Team Building dans la jeune entreprise en création

La rencontre et le choix de la collaboration entre entrepreneurs et collaborateurs sont fondées sur une conviction d’un partage de valeurs communes reconnues lors des discussions précédant l’association particulièrement marquée lors de la création de l’entreprise ou dans sa phase d’émergence. Un affectio societatis : des valeurs économiques, des objectifs partagés et dont la concordance immédiate est la valeur ajoutée mesurable financièrement (salaires, capital, avoir-faire) d’une part et d’autre part un « affectio collaboratis » qui au quotidien concrétisent le sens des valeurs philosophiques et les actes. Sur les vecteurs du savoir-vivre du savoir-être :la capacité à fédérer, réunir et soutenir les points de convergence. management, responsabilité sociale et sociétale de l’entreprise.
C’est d’autant plus important que la jeune entreprise est plus en mode de management communautaire que hiérarchique, euphorie et configuration flottante sont des facteurs de mise en danger de la cohésion et du lien nécessaire à la construction de la relation.

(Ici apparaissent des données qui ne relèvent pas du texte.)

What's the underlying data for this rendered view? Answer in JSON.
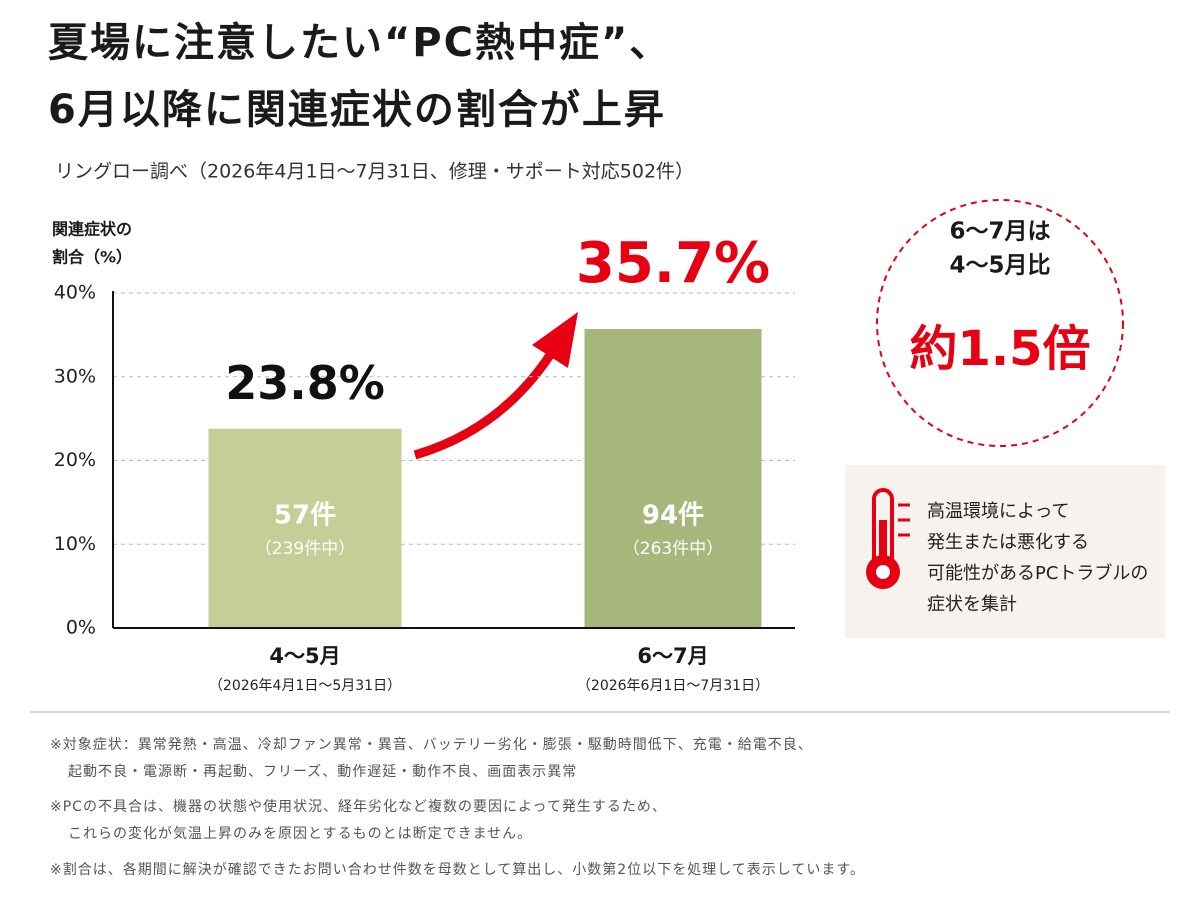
{
  "header": {
    "title": [
      "夏場に注意したい“PC熱中症”、",
      "6月以降に関連症状の割合が上昇"
    ],
    "subtitle": "リングロー調べ（2026年4月1日～7月31日、修理・サポート対応502件）"
  },
  "chart_data": {
    "type": "bar",
    "ylabel": [
      "関連症状の",
      "割合（%）"
    ],
    "categories": [
      "4～5月",
      "6～7月"
    ],
    "category_notes": [
      "（2026年4月1日～5月31日）",
      "（2026年6月1日～7月31日）"
    ],
    "values": [
      23.8,
      35.7
    ],
    "value_labels": [
      "23.8%",
      "35.7%"
    ],
    "value_label_colors": [
      "#111111",
      "#e60012"
    ],
    "colors": [
      "#c7cd97",
      "#a7b77b"
    ],
    "count_labels": [
      "57件",
      "94件"
    ],
    "total_labels": [
      "（239件中）",
      "（263件中）"
    ],
    "ylim": [
      0,
      40
    ],
    "yticks": [
      {
        "value": 0,
        "label": "0%"
      },
      {
        "value": 10,
        "label": "10%"
      },
      {
        "value": 20,
        "label": "20%"
      },
      {
        "value": 30,
        "label": "30%"
      },
      {
        "value": 40,
        "label": "40%"
      }
    ],
    "grid": true
  },
  "callout": {
    "lines": [
      "6～7月は",
      "4～5月比",
      "約1.5倍"
    ]
  },
  "note_box": {
    "lines": [
      "高温環境によって",
      "発生または悪化する",
      "可能性があるPCトラブルの",
      "症状を集計"
    ]
  },
  "footnotes": [
    [
      "※対象症状：異常発熱・高温、冷却ファン異常・異音、バッテリー劣化・膨張・駆動時間低下、充電・給電不良、",
      "起動不良・電源断・再起動、フリーズ、動作遅延・動作不良、画面表示異常"
    ],
    [
      "※PCの不具合は、機器の状態や使用状況、経年劣化など複数の要因によって発生するため、",
      "これらの変化が気温上昇のみを原因とするものとは断定できません。"
    ],
    [
      "※割合は、各期間に解決が確認できたお問い合わせ件数を母数として算出し、小数第2位以下を処理して表示しています。"
    ]
  ]
}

Dès la création de l’entreprise, les valeurs de référence et leurs sens, par exemple l’Ethique, la responsabilité, l’autonomie, sont énoncées et matérialisées par de l’écrit (charte, déontologie, manifeste..) mais aussi par la communication non verbale. Chaque lieu, situation, choix d’organisation ou d’échange est ou sera une occasion d’exprimer ces valeurs, le sens et l’identité du collectif. En un mot : « une profession de foi ».

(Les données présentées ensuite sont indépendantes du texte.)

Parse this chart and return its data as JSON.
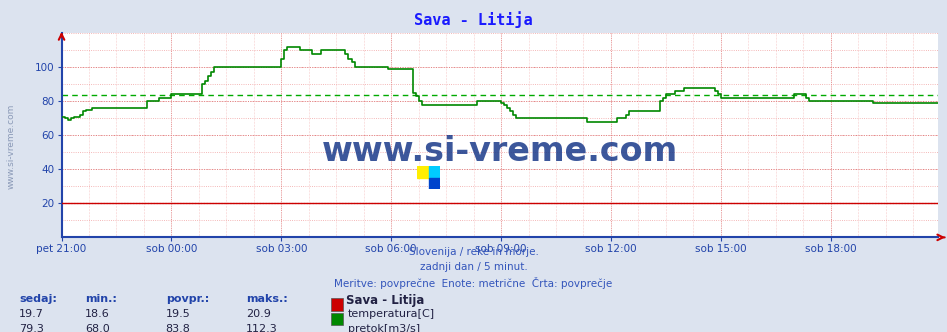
{
  "title": "Sava - Litija",
  "title_color": "#1a1aff",
  "bg_color": "#dce3ef",
  "plot_bg_color": "#ffffff",
  "temp_color": "#cc0000",
  "flow_color": "#008800",
  "avg_flow_color": "#00aa00",
  "avg_flow_value": 83.8,
  "avg_temp_value": 20.0,
  "watermark_text": "www.si-vreme.com",
  "watermark_color": "#1a3a8a",
  "ylim": [
    0,
    120
  ],
  "yticks": [
    20,
    40,
    60,
    80,
    100
  ],
  "xtick_labels": [
    "pet 21:00",
    "sob 00:00",
    "sob 03:00",
    "sob 06:00",
    "sob 09:00",
    "sob 12:00",
    "sob 15:00",
    "sob 18:00"
  ],
  "xtick_positions": [
    0,
    36,
    72,
    108,
    144,
    180,
    216,
    252
  ],
  "xlim": [
    0,
    287
  ],
  "subtitle1": "Slovenija / reke in morje.",
  "subtitle2": "zadnji dan / 5 minut.",
  "subtitle3": "Meritve: povprečne  Enote: metrične  Črta: povprečje",
  "legend_title": "Sava - Litija",
  "legend_items": [
    {
      "label": "temperatura[C]",
      "color": "#cc0000"
    },
    {
      "label": "pretok[m3/s]",
      "color": "#008800"
    }
  ],
  "stat_headers": [
    "sedaj:",
    "min.:",
    "povpr.:",
    "maks.:"
  ],
  "stat_temp": [
    19.7,
    18.6,
    19.5,
    20.9
  ],
  "stat_flow": [
    79.3,
    68.0,
    83.8,
    112.3
  ],
  "left_label": "www.si-vreme.com",
  "flow_data": [
    71,
    70,
    69,
    70,
    71,
    71,
    72,
    74,
    75,
    75,
    76,
    76,
    76,
    76,
    76,
    76,
    76,
    76,
    76,
    76,
    76,
    76,
    76,
    76,
    76,
    76,
    76,
    76,
    80,
    80,
    80,
    80,
    82,
    82,
    82,
    82,
    84,
    84,
    84,
    84,
    84,
    84,
    84,
    84,
    84,
    84,
    90,
    92,
    95,
    97,
    100,
    100,
    100,
    100,
    100,
    100,
    100,
    100,
    100,
    100,
    100,
    100,
    100,
    100,
    100,
    100,
    100,
    100,
    100,
    100,
    100,
    100,
    105,
    110,
    112,
    112,
    112,
    112,
    110,
    110,
    110,
    110,
    108,
    108,
    108,
    110,
    110,
    110,
    110,
    110,
    110,
    110,
    110,
    108,
    105,
    103,
    100,
    100,
    100,
    100,
    100,
    100,
    100,
    100,
    100,
    100,
    100,
    99,
    99,
    99,
    99,
    99,
    99,
    99,
    99,
    85,
    83,
    80,
    78,
    78,
    78,
    78,
    78,
    78,
    78,
    78,
    78,
    78,
    78,
    78,
    78,
    78,
    78,
    78,
    78,
    78,
    80,
    80,
    80,
    80,
    80,
    80,
    80,
    80,
    79,
    78,
    76,
    74,
    72,
    70,
    70,
    70,
    70,
    70,
    70,
    70,
    70,
    70,
    70,
    70,
    70,
    70,
    70,
    70,
    70,
    70,
    70,
    70,
    70,
    70,
    70,
    70,
    68,
    68,
    68,
    68,
    68,
    68,
    68,
    68,
    68,
    68,
    70,
    70,
    70,
    72,
    74,
    74,
    74,
    74,
    74,
    74,
    74,
    74,
    74,
    74,
    80,
    82,
    84,
    84,
    84,
    86,
    86,
    86,
    88,
    88,
    88,
    88,
    88,
    88,
    88,
    88,
    88,
    88,
    86,
    84,
    82,
    82,
    82,
    82,
    82,
    82,
    82,
    82,
    82,
    82,
    82,
    82,
    82,
    82,
    82,
    82,
    82,
    82,
    82,
    82,
    82,
    82,
    82,
    82,
    84,
    84,
    84,
    84,
    82,
    80,
    80,
    80,
    80,
    80,
    80,
    80,
    80,
    80,
    80,
    80,
    80,
    80,
    80,
    80,
    80,
    80,
    80,
    80,
    80,
    80,
    79,
    79,
    79,
    79,
    79,
    79,
    79,
    79,
    79,
    79,
    79,
    79,
    79,
    79,
    79,
    79,
    79,
    79,
    79,
    79,
    79,
    79
  ]
}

Composer avec des personnalités différentes
Choisir des personnes différentes et complémentaires, accepter une hétérogénéité pour insuffler de la curiosité et un réel échange : garder des zones de frictions.
Une trop fort homogénéité entraînerait des similitudes comportementales ou intellectuelles trop importantes :peu de transfert pédagogique et d’échanges intellectuels : le confort par manque de diversité effective endort dans un conformisme.
Un leader et des pairs
La hiérarchie n’est pas rejetée mais elle n’est pas la colonne vertébrale primordiale. Un lien hiérarchique ne sera jamais le moteur essentiel de la relation. Le partage de projet, de la complicité et de la connivence oui.
Un leader n’est pas systématiquement celui placé le plus haut dans un organigramme. Surtout en mode communautaire. Cela ne constitue pas à contrario une armée mexicaine. Le credo n’est pas « tous chef », mais « chacun est reconnu et légitimé par ses pairs ». Un supérieur hiérarchique juridiquement parlant est nécessaire (angle institutionnel) mais le leader aura un rôle plus prépondérant dans la relation car il veille au sens, à la non dispersion, à la coordination et l’unité sans perdre de vue la pluralité des intérêts.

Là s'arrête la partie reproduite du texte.